Defamation is the communication or issuance of a false statement about another person that causes that person harm. The false statement must have been made to a third party, referred to as a publication, although it need not be in print. To qualify as a defamatory statement, the false statement must touch upon one of four areas. It must:
- attack the person’s professional standing or character
- claim that the person is infected with a sexually transmitted disease
- state that the individual, if unmarried, is unchaste or unclean
- assert that the person has committed a crime of moral turpitude
The individual must also demonstrate that he or she suffered damage as a result.
Defenses to defamation are largely similar in most states. If the truth of the allegations is proven, it is an absolute defense. Also, some jurisdictions permit the issuer of the statement to apologize before an action can be instituted. A statement of opinion as opposed to a statement of fact may not be actionable either.

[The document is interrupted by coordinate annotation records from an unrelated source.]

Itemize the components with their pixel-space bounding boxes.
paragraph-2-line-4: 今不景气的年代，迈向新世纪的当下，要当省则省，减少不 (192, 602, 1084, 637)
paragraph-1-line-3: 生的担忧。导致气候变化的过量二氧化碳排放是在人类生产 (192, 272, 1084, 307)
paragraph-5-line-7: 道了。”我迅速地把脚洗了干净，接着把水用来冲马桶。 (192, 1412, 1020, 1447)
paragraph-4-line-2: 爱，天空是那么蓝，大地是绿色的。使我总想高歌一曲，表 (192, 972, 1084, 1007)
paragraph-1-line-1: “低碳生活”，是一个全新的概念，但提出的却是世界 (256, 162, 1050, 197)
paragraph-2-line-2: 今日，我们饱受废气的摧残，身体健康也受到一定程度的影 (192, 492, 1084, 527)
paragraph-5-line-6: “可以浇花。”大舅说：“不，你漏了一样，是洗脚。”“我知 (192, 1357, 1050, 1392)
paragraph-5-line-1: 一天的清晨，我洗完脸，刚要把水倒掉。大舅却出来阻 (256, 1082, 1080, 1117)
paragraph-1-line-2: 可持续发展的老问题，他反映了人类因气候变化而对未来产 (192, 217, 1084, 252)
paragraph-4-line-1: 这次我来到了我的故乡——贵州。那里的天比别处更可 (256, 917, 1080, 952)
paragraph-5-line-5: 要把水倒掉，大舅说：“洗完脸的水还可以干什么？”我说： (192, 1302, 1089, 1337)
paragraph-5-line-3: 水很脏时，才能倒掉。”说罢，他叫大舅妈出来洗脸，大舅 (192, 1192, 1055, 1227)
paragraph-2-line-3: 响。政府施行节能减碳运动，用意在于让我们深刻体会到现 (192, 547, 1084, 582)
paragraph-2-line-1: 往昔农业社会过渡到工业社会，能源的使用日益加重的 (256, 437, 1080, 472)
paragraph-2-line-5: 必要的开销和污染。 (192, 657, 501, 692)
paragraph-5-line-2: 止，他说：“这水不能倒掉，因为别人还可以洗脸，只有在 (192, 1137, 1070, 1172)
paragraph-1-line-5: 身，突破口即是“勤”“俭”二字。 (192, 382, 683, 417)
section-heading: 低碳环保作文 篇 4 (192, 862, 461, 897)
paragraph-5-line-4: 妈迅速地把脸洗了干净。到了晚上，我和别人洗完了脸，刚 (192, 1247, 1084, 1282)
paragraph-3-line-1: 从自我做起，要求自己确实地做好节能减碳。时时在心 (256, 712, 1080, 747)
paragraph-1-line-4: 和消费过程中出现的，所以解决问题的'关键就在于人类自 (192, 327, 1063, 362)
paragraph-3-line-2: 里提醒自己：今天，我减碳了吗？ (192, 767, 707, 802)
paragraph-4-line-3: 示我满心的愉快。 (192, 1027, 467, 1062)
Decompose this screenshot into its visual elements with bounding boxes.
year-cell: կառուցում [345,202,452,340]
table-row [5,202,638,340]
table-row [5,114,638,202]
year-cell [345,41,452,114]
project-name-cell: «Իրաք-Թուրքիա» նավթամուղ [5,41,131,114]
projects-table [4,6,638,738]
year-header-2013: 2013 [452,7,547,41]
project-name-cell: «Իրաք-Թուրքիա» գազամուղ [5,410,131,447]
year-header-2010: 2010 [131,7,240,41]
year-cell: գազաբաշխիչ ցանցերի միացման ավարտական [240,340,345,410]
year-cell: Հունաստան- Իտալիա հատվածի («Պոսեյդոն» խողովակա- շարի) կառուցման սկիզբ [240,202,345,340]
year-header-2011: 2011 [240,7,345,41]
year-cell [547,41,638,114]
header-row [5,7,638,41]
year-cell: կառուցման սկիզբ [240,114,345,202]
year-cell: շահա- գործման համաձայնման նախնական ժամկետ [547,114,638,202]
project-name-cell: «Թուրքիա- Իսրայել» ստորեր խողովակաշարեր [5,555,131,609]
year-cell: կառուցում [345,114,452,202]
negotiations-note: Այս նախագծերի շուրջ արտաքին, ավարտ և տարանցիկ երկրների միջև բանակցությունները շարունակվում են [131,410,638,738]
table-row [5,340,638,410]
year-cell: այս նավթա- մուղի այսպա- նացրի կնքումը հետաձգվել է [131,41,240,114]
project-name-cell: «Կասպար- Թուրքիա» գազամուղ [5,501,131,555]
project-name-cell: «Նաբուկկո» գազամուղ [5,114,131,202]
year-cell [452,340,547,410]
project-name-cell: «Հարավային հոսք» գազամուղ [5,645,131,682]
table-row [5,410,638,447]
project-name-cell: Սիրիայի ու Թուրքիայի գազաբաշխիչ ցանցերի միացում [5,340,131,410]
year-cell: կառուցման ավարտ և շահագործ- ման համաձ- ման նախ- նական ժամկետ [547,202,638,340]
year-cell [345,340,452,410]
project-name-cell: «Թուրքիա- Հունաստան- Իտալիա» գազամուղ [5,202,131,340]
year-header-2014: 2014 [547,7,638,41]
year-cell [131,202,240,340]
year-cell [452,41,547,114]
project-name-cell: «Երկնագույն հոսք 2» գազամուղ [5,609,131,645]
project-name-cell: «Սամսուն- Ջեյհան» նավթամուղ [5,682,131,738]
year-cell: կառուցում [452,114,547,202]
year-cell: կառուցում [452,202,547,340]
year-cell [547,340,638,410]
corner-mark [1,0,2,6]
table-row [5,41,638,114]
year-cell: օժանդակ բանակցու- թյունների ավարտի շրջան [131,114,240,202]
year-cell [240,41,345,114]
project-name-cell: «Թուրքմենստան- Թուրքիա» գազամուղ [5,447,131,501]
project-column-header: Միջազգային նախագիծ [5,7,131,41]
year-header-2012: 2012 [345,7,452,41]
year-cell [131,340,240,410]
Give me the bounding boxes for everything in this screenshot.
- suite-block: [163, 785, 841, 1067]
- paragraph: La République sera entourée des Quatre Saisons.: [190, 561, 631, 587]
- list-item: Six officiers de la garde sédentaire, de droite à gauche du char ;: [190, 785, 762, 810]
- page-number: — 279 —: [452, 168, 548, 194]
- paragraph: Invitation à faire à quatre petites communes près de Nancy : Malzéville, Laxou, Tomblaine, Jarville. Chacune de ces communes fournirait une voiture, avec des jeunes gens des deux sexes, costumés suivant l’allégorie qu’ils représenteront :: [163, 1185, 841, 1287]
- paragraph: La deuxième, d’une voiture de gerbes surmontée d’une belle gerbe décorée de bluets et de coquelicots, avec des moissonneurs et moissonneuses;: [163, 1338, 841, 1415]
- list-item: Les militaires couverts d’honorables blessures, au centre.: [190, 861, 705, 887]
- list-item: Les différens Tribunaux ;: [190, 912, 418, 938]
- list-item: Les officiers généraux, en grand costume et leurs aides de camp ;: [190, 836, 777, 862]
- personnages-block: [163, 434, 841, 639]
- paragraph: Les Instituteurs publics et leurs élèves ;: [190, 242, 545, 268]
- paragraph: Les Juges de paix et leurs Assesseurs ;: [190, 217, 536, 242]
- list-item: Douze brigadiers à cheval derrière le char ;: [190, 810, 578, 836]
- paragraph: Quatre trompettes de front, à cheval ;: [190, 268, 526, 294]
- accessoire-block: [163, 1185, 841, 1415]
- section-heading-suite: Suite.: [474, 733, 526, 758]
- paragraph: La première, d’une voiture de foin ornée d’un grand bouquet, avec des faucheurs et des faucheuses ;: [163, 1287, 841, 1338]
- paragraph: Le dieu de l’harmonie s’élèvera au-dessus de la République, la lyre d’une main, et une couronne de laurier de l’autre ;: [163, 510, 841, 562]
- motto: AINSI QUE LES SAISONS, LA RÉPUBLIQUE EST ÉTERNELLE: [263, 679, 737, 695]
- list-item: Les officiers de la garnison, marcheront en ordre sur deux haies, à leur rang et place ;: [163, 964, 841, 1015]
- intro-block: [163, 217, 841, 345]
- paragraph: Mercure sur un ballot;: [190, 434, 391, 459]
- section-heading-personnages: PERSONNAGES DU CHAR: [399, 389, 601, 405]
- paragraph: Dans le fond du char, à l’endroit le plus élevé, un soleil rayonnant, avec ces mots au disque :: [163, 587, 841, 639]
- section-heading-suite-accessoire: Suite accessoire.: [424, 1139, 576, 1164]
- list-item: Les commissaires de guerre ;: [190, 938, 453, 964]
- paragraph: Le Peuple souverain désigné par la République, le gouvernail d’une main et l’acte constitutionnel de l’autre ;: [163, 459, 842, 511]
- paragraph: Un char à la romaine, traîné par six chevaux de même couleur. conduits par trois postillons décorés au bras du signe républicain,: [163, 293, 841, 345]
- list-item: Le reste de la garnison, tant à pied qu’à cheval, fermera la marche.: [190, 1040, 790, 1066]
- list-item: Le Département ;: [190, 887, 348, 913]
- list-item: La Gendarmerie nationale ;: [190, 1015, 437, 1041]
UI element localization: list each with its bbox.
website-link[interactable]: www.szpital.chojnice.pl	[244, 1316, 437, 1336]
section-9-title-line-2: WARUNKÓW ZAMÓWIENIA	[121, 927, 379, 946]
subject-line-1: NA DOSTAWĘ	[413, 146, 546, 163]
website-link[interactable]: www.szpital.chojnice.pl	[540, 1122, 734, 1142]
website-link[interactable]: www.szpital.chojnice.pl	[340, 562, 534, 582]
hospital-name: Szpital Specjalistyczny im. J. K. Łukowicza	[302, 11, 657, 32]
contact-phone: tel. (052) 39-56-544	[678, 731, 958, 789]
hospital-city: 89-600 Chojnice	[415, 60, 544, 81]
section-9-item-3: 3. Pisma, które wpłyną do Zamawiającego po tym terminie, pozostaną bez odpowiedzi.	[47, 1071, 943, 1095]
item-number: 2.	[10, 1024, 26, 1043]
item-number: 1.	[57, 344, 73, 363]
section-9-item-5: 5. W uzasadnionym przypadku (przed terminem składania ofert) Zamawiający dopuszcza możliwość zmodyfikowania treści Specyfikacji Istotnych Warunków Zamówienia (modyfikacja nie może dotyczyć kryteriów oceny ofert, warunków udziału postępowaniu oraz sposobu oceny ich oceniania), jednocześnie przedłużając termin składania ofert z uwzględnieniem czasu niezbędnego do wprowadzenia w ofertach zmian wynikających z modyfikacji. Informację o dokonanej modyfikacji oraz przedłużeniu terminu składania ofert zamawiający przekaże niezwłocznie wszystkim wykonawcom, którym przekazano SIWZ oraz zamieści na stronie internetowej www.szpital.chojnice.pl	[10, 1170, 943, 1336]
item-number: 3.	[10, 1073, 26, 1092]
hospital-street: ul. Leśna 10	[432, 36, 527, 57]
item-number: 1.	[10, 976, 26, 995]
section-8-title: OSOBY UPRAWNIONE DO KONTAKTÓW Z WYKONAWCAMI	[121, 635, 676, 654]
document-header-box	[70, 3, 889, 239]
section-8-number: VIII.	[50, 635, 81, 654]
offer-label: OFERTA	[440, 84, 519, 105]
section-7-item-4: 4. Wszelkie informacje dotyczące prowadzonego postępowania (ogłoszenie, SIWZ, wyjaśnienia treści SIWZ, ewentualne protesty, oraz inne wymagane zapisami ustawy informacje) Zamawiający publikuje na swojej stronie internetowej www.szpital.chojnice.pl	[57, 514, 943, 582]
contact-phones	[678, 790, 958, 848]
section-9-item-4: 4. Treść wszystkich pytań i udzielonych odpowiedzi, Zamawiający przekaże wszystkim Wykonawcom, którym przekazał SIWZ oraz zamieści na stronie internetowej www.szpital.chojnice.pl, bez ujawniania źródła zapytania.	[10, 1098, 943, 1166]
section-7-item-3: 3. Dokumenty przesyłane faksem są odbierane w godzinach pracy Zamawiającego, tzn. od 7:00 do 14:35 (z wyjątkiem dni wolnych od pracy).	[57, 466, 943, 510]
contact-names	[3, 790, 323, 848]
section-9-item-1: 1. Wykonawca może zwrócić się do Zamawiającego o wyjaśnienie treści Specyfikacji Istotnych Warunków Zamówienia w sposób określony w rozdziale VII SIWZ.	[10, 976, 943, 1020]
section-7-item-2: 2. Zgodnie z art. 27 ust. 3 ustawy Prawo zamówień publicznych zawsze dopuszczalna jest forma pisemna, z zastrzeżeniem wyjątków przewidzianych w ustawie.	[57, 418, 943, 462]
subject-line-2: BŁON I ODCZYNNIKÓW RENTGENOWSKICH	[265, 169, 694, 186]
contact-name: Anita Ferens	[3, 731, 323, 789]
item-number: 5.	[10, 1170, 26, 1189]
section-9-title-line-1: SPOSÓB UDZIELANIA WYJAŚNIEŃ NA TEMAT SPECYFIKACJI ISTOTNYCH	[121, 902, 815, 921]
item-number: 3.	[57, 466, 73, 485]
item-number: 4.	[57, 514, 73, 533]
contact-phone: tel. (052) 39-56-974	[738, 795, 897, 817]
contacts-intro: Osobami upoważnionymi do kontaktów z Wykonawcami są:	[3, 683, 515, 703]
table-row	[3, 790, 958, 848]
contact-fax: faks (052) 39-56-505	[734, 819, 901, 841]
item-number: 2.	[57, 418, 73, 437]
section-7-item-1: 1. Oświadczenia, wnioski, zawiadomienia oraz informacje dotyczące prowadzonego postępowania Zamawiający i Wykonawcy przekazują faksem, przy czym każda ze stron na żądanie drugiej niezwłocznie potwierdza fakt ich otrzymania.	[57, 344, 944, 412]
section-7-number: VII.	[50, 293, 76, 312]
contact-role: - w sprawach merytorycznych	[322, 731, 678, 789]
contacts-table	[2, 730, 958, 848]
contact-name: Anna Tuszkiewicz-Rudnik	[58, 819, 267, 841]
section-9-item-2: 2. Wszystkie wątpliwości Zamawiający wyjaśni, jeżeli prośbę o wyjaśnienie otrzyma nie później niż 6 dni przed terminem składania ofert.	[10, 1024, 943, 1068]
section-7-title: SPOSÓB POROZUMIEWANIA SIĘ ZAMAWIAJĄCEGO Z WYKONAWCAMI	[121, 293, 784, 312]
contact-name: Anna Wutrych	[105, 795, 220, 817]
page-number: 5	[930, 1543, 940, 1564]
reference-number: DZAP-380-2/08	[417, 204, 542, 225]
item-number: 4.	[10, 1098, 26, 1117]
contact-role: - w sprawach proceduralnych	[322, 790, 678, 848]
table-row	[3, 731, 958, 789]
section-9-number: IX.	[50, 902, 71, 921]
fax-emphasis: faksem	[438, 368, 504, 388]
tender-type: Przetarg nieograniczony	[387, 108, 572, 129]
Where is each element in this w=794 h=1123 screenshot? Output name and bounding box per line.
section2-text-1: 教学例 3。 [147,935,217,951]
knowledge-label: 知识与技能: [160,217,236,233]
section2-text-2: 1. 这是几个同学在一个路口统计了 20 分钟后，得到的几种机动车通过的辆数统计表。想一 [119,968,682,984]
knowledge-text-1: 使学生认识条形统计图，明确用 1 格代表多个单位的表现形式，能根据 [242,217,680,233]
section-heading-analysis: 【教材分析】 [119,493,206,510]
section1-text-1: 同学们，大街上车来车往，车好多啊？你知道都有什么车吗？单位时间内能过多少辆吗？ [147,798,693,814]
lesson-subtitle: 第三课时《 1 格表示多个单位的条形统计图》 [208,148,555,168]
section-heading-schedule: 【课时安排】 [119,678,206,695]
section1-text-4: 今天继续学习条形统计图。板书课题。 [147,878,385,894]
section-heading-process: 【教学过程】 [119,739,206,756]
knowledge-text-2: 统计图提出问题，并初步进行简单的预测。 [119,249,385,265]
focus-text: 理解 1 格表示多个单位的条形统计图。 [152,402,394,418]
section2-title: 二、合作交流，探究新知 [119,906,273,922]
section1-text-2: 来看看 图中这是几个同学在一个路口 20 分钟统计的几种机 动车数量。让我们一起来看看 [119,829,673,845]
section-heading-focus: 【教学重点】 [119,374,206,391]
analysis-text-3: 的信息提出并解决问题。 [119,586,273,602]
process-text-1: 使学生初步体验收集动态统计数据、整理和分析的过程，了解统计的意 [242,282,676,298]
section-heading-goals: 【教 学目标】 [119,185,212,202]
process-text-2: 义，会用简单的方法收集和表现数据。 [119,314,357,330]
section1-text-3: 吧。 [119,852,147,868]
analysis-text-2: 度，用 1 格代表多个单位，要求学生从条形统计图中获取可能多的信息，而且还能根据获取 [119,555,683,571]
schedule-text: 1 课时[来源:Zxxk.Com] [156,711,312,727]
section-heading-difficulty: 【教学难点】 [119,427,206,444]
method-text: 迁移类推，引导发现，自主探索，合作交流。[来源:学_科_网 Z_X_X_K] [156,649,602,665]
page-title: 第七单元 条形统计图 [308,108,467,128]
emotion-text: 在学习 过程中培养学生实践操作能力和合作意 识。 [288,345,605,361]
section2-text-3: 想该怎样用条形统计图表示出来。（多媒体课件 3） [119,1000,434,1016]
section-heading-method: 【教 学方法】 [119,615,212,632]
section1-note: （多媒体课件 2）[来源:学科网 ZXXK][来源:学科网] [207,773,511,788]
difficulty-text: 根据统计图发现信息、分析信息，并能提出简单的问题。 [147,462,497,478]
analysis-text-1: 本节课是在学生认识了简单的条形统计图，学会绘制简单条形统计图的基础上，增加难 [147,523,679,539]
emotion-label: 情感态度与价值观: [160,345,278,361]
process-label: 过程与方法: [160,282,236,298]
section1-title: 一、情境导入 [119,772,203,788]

For public figures, and this would include anyone considered a celebrity, they must also prove that the statement was made with “actual malice,” meaning that the issuer knew the statement to be false or said it with reckless disregard to its truth.
Celebrities have also been sued for defamation. A defamation action was brought against Oprah Winfrey by Nomvuyo Mzamane, the former headmistress of Winfrey’s School for Girls in South Africa, when it was revealed that a matron at the school had been arrested and charged with sexual abuse. Ms. Mzamane claimed that Ms. Winfrey made comments that implied that she knew of the abuse and did nothing about it. After her contract at the school was not renewed, Ms. Mzamane had difficulty finding work. Ms. Winfrey maintained she was merely voicing her opinion, but after a judge refused to dismiss the claim, she settled with Ms. Mzamane in 2010 for an undisclosed amount.
In a landmark defamation case for celebrities, Carol Burnett successfully sued the National Enquirer in 1981 for libel when it wrote in a 1976 article that she had appeared drunk in public with Henry Kissinger. Although the paper did issue a retraction that year, Ms. Burnett prevailed. An appeals court ruled that the paper was not a “newspaper” under California law and thus its retraction did not protect it. The paper later revised its reporting policies.